救急医療現場で広がるiPad――「MCPCアワード 2012」のグランプリは「99さがネット」に

» 2012年04月20日 19時55分 公開
[山田祐介,ITmedia]
photo MCPCの安田靖彦会長(左)と、佐賀県の古川康知事(右)

 モバイルコンピューティング推進コンソーシアム(MCPC)は4月20日、優れたモバイルソリューション活用事例を表彰する「MCPCアワード 2012」の各賞を発表した。グランプリは、iPadやモバイルネットワークを活用して救急患者の病院搬送を効率化した、佐賀県の医療情報システム「99さがネット」が受賞した。

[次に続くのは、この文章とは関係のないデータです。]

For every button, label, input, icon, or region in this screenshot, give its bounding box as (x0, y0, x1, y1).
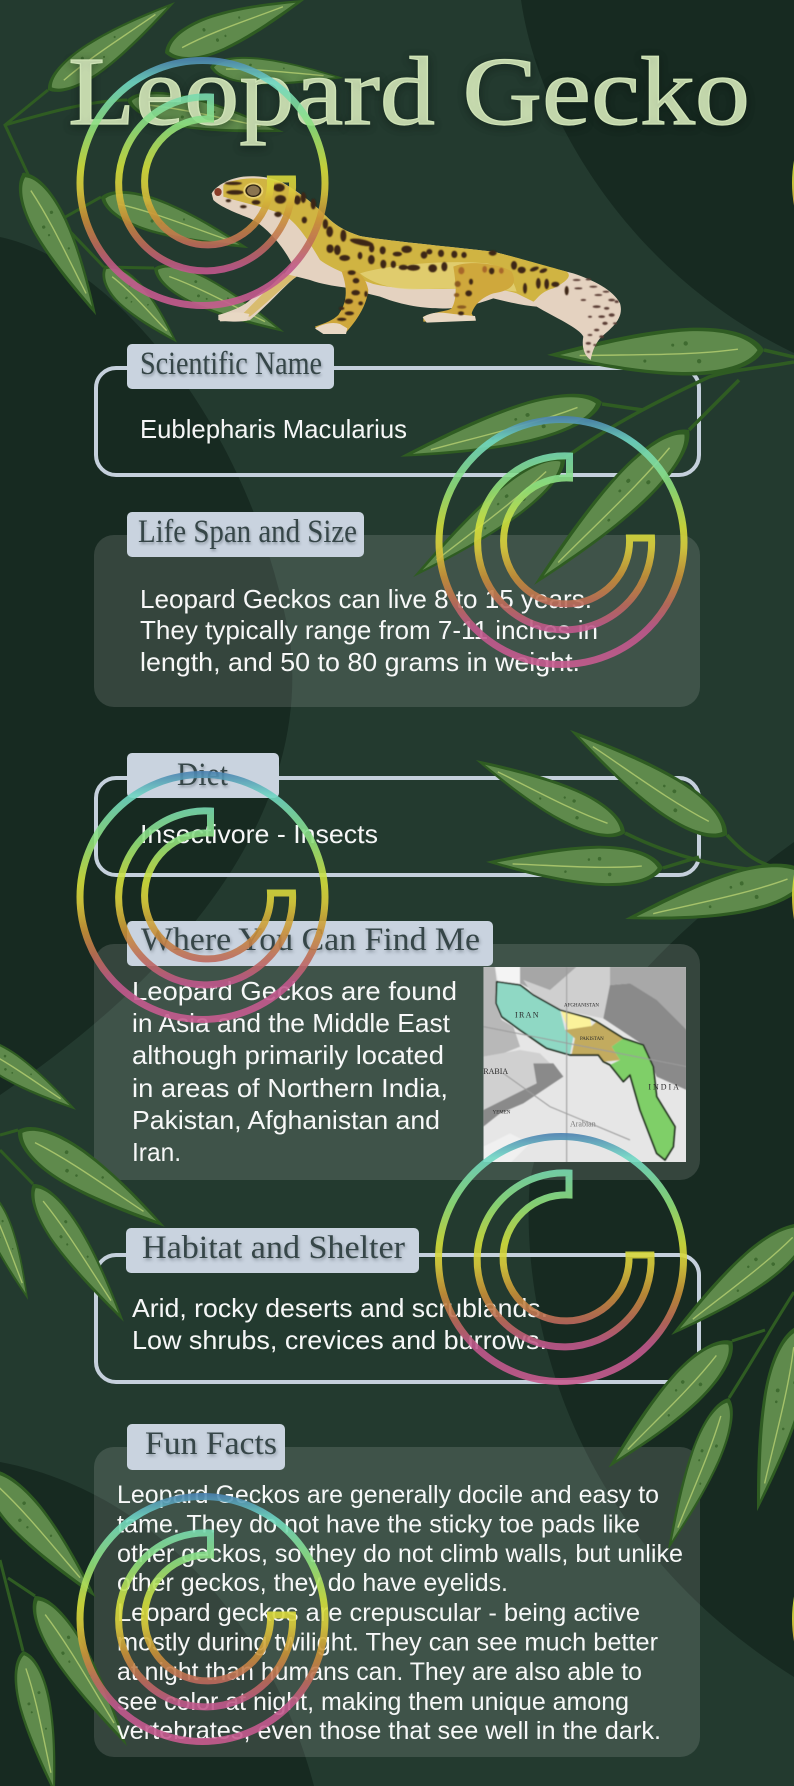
map labels: IRAN (515, 1011, 540, 1020)
text: life span: length, and 50 to 80 grams in weight. (140, 647, 580, 677)
map labels: YEMEN (493, 1110, 511, 1115)
label: habitat and shelter: Habitat and Shelter (142, 1230, 405, 1266)
gecko photo illustration (212, 176, 621, 360)
gecko front hand (218, 312, 249, 321)
gecko eye (243, 183, 263, 199)
text: fun facts: vertebrates, even those that see well in the dark. (117, 1717, 661, 1745)
text: range: in Asia and the Middle East (132, 1008, 451, 1038)
text: fun facts: Leopard geckos are crepuscular - being active (117, 1599, 640, 1627)
map labels: INDIA (648, 1082, 681, 1091)
text: fun facts: other geckos, they do have eyelids. (117, 1569, 508, 1597)
text: life span: Leopard Geckos can live 8 to 15 years. (140, 584, 592, 614)
text: life span (140, 584, 598, 677)
label: habitat and shelter (126, 1228, 419, 1273)
label: fun facts: Fun Facts (145, 1426, 277, 1462)
text: range: although primarily located (132, 1040, 444, 1070)
leaves: lower right branch (595, 1210, 794, 1556)
panel: scientific name outline (96, 368, 699, 475)
map labels (483, 1004, 681, 1129)
text: range: Iran. (132, 1137, 181, 1167)
panel: diet outline (96, 778, 699, 875)
text: fun facts: at night than humans can. They are also able to (117, 1658, 642, 1686)
panel: habitat outline (96, 1255, 699, 1382)
gecko front leg (315, 270, 368, 332)
text: range: Pakistan, Afghanistan and (132, 1105, 440, 1135)
gecko front arm (242, 273, 297, 317)
text: fun facts (117, 1481, 683, 1745)
gecko scales highlight (360, 262, 517, 292)
text: fun facts: see color at night, making them unique among (117, 1688, 629, 1716)
leaves: upper right branch (395, 326, 794, 599)
label: life span and size: Life Span and Size (138, 514, 357, 550)
map labels: RABIA (483, 1067, 508, 1076)
label: where you can find me: Where You Can Find Me (141, 922, 480, 958)
text: habitat: Arid, rocky deserts and scrublands. (132, 1293, 548, 1323)
text: fun facts: tame. They do not have the sticky toe pads like (117, 1510, 640, 1538)
panel: where you can find me fill (94, 944, 700, 1180)
gecko nostril (214, 188, 222, 196)
gecko body (212, 176, 621, 360)
text: habitat (132, 1293, 548, 1355)
label: fun facts (127, 1424, 285, 1470)
leaves: middle right branch (468, 713, 794, 940)
panel: life span fill (94, 535, 700, 707)
gecko back (223, 178, 569, 302)
label: diet: Diet (177, 757, 228, 793)
gecko spots (225, 182, 619, 353)
panel: fun facts fill (94, 1447, 700, 1757)
gecko rear leg (423, 263, 514, 322)
map labels: PAKISTAN (580, 1037, 604, 1042)
text: range: in areas of Northern India, (132, 1073, 448, 1103)
map of range (483, 967, 687, 1163)
leaves: middle left branch (0, 1028, 176, 1331)
gecko rear foot (423, 313, 476, 323)
text: diet: Insectivore - Insects (140, 819, 378, 849)
text: range: Leopard Geckos are found (132, 976, 457, 1006)
text: scientific name: Eublepharis Macularius (140, 414, 407, 444)
text: habitat: Low shrubs, crevices and burrows. (132, 1325, 547, 1355)
label: scientific name: Scientific Name (140, 346, 322, 382)
text: fun facts: Leopard Geckos are generally docile and easy to (117, 1481, 659, 1509)
leaves: top left branch (5, 0, 345, 353)
text: fun facts: mostly during twilight. They can see much better (117, 1629, 658, 1657)
label: scientific name (127, 344, 334, 389)
gecko front foot (315, 323, 347, 334)
leaves: bottom left branch (0, 1458, 142, 1786)
title: Leopard Gecko (68, 38, 750, 145)
text: fun facts: other geckos, so they do not climb walls, but unlike (117, 1540, 683, 1568)
map labels: AFGHANISTAN (564, 1004, 599, 1009)
text: range (132, 976, 457, 1167)
label: diet (127, 753, 279, 798)
text: life span: They typically range from 7-11 inches in (140, 615, 598, 645)
map labels: Arabian (570, 1120, 596, 1129)
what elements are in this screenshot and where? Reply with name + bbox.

 今回で10回目の節目となるMCPCアワード。グランプリ候補として選出されたのは、Android端末を活用した中古車査定システム「インスマート」(カーセブンディベロプメント)、東日本大震災の被災地調査で活躍したAndroidタブレット端末による「被災建物調査支援システム」(国立大学法人 東北大学)、電子カルテの入力効率化や患者への医療情報説明に役立つ「iPadを利用した患者参加型 医療支援システム」(習志野台整形外科内科)、牛の体温をセンサーと通信モジュールを連携させて常時監視し、分娩を予報する「遠隔監視システム『牛温恵』」(リモート)、そしてグランプリを受賞した99さがネットだった。


photophoto ノミネートされた5つのソリューションもそれぞれ賞を受賞。また、牛の分娩事故問題にモバイルコンピューティングを活用して取り組むリモートに対し、審査委員長特別賞が与えられた

 佐賀県では現在、県内すべての救急車にiPadを導入しているという。佐賀県内では救急車で搬送される人の数が年々増加している一方、搬送先の病院を探す方法としては「救急隊員が各病院に電話をひたすらかける」しかなく、「搬送までに時間がかかる」「特定の医療機関に搬送が集中する」といった課題があった。急患受け入れ情報の共有システムもあるにはあったが、救急車にインターネット環境がなく参照が難しかったり、医療機関が多忙で入力率が低かったこともあり、真価を発揮できていなかった。


photophoto 既存の情報共有システムは十分に活用されておらず、搬送時間は年々増えていた

 こうした中で佐賀県では、救急隊員に情報端末としてiPadを持たせ、救急隊員自らが急患受け入れの各種情報を入力し、共有できるシステムを構築した。救急隊員が症状や科目を選択すれば、搬送先の候補が自動的にリストアップされ、効率的に急患を搬送できるようになっている。また、医療機関だけでなく“受け入れ情報を最も求めていた救急隊員自身”が情報を入力できるシステムとしたことで、情報の入力率も高まり、利用率は約10倍に増えたという。この結果、搬送が集中しがちだった救命救急センターへの搬送割合が低下し、年々増加していた搬送時間も前年度から約1分の短縮を実現した。


photophoto 必要項目を選択して検索すれば、病院がリストアップされる
photophotophoto iPad導入により、システム利用率は大幅に高まった(写真=左)。また、搬送先が分散されたことで救命救急センターへの搬送割合も減少(写真=中央)。救急車の平均搬送時間も減少に転じた(写真=右)

 MCPC普及促進委員長の武藤肇氏は、99さがネットが「公共性が高い」システムであること、「佐賀県だけでなく全国に普及しつつある」ことなどを、グランプリ受賞のポイントとして紹介。「社会インフラとして大きな意義がある」と賞賛した。同システムはすでに、香川、奈良、岐阜、群馬、栃木の5県が導入済みあるいは2012年に導入を予定しており、その他にも18の地域で導入の検討や視察が進んでいるという。